Fixed. Even if a Phi exists, continue to the section below that updates defs in BlocksWithDefsToReplace. Added test case as well.

807

We cannot get duplicates. We're walking up the DT, no cycles.

816

The GD passes as argument to IDF takes care of that.

832

This should be handled in the IDF loop above, fixed there.
Added testcase for this scenario.

839

I may be missing something, but if I do:
for (Use &U : DefToReplaceUses.uses()), I get a crash.
I guess the set() does invalidate the iterator? See below, the ++UI needs to be before U.set().

852

This should be fixed.
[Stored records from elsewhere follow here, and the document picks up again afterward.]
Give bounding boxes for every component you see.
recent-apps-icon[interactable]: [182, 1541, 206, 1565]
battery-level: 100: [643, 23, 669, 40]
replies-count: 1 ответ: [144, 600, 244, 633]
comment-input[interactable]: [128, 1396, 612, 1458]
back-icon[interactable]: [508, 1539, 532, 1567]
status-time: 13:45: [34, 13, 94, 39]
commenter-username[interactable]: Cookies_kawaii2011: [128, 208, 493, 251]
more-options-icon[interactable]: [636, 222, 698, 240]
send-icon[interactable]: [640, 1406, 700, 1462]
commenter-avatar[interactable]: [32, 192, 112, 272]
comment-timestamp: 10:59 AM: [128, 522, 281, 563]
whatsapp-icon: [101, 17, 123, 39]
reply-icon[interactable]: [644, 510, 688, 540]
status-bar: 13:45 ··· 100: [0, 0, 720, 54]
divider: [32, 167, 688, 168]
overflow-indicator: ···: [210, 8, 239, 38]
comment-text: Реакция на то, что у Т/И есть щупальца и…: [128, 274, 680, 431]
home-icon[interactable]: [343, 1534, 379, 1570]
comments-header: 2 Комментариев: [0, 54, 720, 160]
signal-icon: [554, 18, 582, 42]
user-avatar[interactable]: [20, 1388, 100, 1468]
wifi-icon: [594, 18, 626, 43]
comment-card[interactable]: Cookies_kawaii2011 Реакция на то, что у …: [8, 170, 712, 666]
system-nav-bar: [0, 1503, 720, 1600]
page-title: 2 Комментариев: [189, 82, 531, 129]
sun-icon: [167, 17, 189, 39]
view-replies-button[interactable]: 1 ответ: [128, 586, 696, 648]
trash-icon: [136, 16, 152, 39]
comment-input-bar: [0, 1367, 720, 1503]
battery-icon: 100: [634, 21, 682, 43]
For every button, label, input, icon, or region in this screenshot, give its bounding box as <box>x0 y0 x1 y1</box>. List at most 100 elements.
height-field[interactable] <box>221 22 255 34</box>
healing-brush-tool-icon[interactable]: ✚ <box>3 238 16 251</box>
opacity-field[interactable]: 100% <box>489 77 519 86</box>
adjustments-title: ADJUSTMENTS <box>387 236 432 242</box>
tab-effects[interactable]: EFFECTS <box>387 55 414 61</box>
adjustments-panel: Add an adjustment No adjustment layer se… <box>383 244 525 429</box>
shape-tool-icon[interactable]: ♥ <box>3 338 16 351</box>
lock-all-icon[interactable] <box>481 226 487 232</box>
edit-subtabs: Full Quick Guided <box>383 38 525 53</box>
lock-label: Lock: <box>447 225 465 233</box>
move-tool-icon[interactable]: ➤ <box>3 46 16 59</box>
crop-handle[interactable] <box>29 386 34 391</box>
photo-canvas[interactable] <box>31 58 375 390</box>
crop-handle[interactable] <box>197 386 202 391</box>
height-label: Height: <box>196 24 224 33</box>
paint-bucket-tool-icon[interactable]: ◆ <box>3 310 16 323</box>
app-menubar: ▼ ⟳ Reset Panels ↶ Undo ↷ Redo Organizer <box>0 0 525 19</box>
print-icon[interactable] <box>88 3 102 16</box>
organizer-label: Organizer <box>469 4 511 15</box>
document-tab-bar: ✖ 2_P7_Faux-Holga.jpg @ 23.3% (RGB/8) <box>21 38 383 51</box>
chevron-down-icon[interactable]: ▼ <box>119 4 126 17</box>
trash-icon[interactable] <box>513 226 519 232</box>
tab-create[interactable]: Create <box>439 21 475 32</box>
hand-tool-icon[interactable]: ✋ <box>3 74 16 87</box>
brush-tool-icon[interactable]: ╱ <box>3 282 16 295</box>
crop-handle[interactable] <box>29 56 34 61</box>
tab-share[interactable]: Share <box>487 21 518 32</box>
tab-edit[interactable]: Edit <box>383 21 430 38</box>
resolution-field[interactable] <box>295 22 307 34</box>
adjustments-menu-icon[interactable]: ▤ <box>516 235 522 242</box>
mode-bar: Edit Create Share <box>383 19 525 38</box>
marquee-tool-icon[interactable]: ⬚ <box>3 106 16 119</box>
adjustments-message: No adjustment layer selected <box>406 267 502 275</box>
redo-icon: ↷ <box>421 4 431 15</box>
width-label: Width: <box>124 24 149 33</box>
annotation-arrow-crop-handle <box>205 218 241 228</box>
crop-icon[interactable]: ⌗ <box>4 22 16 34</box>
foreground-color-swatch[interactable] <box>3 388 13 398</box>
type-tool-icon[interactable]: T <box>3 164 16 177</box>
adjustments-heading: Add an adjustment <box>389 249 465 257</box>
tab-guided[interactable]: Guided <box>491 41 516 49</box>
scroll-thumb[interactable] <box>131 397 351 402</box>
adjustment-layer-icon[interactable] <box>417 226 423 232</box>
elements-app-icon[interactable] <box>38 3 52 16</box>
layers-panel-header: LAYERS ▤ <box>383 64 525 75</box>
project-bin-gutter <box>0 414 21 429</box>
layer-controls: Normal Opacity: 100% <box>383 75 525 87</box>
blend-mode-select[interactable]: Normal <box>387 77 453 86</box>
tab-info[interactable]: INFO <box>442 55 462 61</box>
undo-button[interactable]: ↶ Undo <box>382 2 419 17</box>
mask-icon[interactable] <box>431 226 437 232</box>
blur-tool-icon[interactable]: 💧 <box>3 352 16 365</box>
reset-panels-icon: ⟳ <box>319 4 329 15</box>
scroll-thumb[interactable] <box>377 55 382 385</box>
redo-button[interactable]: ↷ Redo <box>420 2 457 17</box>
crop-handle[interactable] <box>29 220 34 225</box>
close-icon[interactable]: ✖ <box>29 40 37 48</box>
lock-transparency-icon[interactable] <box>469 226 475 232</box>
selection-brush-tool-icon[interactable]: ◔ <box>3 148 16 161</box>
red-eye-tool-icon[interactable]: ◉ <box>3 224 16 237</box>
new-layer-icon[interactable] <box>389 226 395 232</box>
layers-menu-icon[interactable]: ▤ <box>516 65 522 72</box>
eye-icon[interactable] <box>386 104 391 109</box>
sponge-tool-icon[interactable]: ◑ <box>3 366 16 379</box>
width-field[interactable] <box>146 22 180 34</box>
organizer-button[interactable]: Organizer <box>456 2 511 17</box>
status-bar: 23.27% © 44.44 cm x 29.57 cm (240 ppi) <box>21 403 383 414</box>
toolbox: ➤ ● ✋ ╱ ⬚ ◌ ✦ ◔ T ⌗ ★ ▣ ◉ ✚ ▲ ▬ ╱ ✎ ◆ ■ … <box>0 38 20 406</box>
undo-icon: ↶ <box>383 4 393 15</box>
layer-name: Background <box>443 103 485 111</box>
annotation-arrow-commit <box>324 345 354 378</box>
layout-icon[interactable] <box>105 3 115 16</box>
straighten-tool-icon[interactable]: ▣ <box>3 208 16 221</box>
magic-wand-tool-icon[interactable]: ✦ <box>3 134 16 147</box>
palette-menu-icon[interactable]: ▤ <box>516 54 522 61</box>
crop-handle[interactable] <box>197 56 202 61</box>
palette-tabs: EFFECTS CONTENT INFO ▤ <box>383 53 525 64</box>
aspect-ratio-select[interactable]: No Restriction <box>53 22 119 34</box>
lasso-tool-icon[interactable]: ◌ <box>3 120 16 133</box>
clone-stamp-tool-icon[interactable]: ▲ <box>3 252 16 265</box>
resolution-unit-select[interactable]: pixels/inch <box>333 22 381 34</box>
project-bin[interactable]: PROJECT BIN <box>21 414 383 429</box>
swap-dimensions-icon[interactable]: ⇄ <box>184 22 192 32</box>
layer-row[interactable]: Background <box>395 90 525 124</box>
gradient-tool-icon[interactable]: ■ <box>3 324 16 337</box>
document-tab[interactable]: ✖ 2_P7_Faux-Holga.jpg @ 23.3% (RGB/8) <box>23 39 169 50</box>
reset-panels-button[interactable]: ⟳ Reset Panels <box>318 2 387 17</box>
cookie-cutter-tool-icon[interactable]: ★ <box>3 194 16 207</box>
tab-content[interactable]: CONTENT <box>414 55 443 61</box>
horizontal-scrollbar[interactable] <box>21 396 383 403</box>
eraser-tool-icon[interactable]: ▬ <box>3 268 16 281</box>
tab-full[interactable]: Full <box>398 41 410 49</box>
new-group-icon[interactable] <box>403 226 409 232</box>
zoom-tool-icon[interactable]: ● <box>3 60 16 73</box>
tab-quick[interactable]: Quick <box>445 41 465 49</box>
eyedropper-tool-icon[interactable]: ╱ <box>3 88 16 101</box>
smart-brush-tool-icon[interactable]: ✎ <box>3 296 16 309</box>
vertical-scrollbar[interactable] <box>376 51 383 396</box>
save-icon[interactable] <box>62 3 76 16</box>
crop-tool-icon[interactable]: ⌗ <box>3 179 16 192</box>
Added testcase as well.

asbirlea updated this revision to Diff 162912.Aug 28 2018, 11:22 AM
asbirlea marked 8 inline comments as done.

Address comments.

asbirlea updated this revision to Diff 163598.Aug 31 2018, 2:41 PM

Fix bug introduced by refactoring.

george.burgess.iv accepted this revision.Sep 5 2018, 5:02 PM

LGTM. Thanks for this!

lib/Analysis/MemorySSAUpdater.cpp
698

s/teh/the

703

s/ / / (two spaces -> one)

839

That's surprising, but WFM. :)

This revision is now accepted and ready to land.Sep 5 2018, 5:02 PM
asbirlea updated this revision to Diff 164133.Sep 5 2018, 5:12 PM

Small update triggered by a test in rotate (patch to be uploaded soon).

Thank you for the patience on this review! :)

I'm doing some additional offline testing before landing (+ the nits you noticed).

asbirlea updated this revision to Diff 164710.Sep 10 2018, 11:49 AM

Final update before commit: changing a cast_or_null to dyn_cast_or_null for cloned instructions. LoopRotate can place Value in the map, as the clone of an instruction.

This revision was automatically updated to reflect the committed changes.